Bupati Labuhanbatu, dr H Erik Adtrada Ritonga MKM, diwakili Asisten II Ikramsyah, membuka rapat FGD CSR ini. CSR merupakan tanggung jawab sosial perusahaan atau tanggung jawab sosial dan lingkungan perseroan terbatas.
Dalam kesempatan ini, Ikramsyah atas nama bupati Erik mengatakan, upaya sinkronisasi dana CSR serta rencana pembentukan Forum CSR di Kabupaten Labuhanbatu, sangat penting.
Baca Juga:Polda Sumut Kirim 57 Truk Material Bangunan untuk Korban Terdampak Gempa di Taput
Terutama untuk kepentingan masyarakat, dalam hal pembangunan, kesehatan dan pendidikan yang tak tertampung atau terakomodir di APBD Kabupaten Labuhanbatu.
Rapat Forum Grup Discusion (FGD) sinkronisasi dana Corporate Social Responsibility atau CSR ini, diikuti pihak perusahaan BUMN/BUMD/BUMS dan seluruh stakeholder.
Ikramsyah menyebutkan, selama ini pihak perusahaan telah melakukan kegiatan CSR di Kabupaten Labuhanbatu.
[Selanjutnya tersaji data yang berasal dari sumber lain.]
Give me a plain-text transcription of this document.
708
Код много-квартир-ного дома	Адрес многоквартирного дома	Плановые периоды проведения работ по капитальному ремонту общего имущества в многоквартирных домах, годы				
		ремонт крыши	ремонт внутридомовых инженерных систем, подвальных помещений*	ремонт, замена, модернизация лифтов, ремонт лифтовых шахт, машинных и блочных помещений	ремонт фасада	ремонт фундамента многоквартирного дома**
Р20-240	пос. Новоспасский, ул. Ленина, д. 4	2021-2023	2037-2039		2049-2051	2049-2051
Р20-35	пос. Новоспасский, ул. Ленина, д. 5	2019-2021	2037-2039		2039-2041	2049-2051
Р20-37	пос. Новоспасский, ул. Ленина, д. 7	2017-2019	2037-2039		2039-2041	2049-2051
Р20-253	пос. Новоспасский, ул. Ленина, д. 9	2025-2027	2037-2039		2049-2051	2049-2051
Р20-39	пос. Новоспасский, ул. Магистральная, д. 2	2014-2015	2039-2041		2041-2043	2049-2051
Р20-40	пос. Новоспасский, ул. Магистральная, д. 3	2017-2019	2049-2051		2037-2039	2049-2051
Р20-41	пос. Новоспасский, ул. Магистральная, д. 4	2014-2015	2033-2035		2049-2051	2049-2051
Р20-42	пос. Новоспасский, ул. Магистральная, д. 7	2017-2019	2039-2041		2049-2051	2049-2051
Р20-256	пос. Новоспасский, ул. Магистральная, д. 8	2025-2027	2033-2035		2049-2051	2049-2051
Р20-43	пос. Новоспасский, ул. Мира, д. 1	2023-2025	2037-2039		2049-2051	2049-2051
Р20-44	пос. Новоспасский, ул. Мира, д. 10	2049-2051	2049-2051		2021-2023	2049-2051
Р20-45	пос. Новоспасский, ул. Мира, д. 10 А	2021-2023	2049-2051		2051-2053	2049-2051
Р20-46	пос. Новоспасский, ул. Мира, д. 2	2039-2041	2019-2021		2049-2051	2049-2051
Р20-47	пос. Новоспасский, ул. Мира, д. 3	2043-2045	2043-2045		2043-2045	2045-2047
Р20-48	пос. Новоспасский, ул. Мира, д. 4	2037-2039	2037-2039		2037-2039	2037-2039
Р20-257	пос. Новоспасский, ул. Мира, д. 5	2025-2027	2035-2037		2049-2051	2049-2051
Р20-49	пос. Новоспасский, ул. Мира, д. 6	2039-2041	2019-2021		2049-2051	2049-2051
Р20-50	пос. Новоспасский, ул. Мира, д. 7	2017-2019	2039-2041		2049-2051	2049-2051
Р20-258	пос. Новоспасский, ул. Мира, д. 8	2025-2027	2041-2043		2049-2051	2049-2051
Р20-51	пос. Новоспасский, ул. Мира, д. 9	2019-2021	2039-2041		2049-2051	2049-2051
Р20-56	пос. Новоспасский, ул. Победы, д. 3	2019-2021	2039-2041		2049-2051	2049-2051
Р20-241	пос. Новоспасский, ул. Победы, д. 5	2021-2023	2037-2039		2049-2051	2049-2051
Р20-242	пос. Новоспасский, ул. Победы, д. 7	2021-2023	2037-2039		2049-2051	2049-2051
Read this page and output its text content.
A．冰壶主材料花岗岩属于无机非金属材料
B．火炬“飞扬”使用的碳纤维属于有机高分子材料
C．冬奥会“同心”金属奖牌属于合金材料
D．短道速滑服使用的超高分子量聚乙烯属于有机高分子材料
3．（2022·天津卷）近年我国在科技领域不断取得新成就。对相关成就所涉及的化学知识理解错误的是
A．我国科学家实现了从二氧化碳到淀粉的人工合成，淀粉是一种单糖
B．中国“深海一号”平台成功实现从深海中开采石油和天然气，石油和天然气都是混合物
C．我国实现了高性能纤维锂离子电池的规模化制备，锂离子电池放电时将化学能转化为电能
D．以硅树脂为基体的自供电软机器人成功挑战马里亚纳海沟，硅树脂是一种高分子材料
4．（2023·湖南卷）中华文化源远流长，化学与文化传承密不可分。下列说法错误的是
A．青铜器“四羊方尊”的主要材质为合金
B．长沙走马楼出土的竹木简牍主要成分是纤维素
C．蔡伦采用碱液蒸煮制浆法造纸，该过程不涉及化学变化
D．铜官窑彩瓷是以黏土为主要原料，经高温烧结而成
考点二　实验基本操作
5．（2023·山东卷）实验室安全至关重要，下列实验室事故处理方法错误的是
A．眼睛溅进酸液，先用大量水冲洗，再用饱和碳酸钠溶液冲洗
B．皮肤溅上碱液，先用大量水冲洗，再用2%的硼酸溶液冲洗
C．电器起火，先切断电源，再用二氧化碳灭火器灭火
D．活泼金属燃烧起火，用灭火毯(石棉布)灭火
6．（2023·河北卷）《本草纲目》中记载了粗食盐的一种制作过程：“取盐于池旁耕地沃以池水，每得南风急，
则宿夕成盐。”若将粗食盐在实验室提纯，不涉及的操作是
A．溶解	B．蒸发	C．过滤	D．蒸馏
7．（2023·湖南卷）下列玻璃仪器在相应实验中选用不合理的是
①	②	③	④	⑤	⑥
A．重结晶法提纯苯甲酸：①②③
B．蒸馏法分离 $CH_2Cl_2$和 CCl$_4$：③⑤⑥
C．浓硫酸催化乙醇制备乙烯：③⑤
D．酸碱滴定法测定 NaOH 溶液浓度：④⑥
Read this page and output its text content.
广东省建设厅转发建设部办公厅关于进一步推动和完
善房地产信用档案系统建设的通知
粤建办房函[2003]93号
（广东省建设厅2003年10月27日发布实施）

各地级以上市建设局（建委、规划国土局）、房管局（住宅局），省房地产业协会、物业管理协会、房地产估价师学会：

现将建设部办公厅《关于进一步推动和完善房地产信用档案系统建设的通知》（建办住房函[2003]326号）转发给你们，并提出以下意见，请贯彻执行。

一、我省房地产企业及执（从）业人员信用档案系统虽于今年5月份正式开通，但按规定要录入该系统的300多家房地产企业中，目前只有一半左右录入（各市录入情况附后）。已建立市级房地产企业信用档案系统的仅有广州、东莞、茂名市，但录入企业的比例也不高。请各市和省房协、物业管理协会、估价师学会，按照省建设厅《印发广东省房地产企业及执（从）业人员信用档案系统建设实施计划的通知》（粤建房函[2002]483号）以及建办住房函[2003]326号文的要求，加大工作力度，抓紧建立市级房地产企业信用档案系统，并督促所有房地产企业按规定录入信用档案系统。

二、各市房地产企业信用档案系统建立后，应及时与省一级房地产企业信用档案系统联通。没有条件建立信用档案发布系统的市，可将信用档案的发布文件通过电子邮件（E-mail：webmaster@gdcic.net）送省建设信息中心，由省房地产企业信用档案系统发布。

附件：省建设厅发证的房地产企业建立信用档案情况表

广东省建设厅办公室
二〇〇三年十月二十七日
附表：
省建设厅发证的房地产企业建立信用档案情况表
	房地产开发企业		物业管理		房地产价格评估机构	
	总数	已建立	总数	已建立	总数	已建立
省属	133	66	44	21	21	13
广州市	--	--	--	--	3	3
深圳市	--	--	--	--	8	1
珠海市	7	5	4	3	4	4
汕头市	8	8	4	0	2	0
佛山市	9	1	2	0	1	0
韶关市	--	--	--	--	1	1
Namun ada beberapa hal kendalanya. Diantaranya, terkait laporan dan data yang tak pernah sampai ke Pemerintah Kabupaten Labuhanbatu.
Kegiatan ini, turut dihadiri Plt Kepala Dinas Lingkungan Hidup, Sahbela Rusli Siregar, Kepala Dinas Balitbang H Zuhri SE MSi, Kepala Bappeda Jobol Rangkuti, Kepala Dinas Tenaga Kerja, para kabid dan undangan lainnya. (Yasmir)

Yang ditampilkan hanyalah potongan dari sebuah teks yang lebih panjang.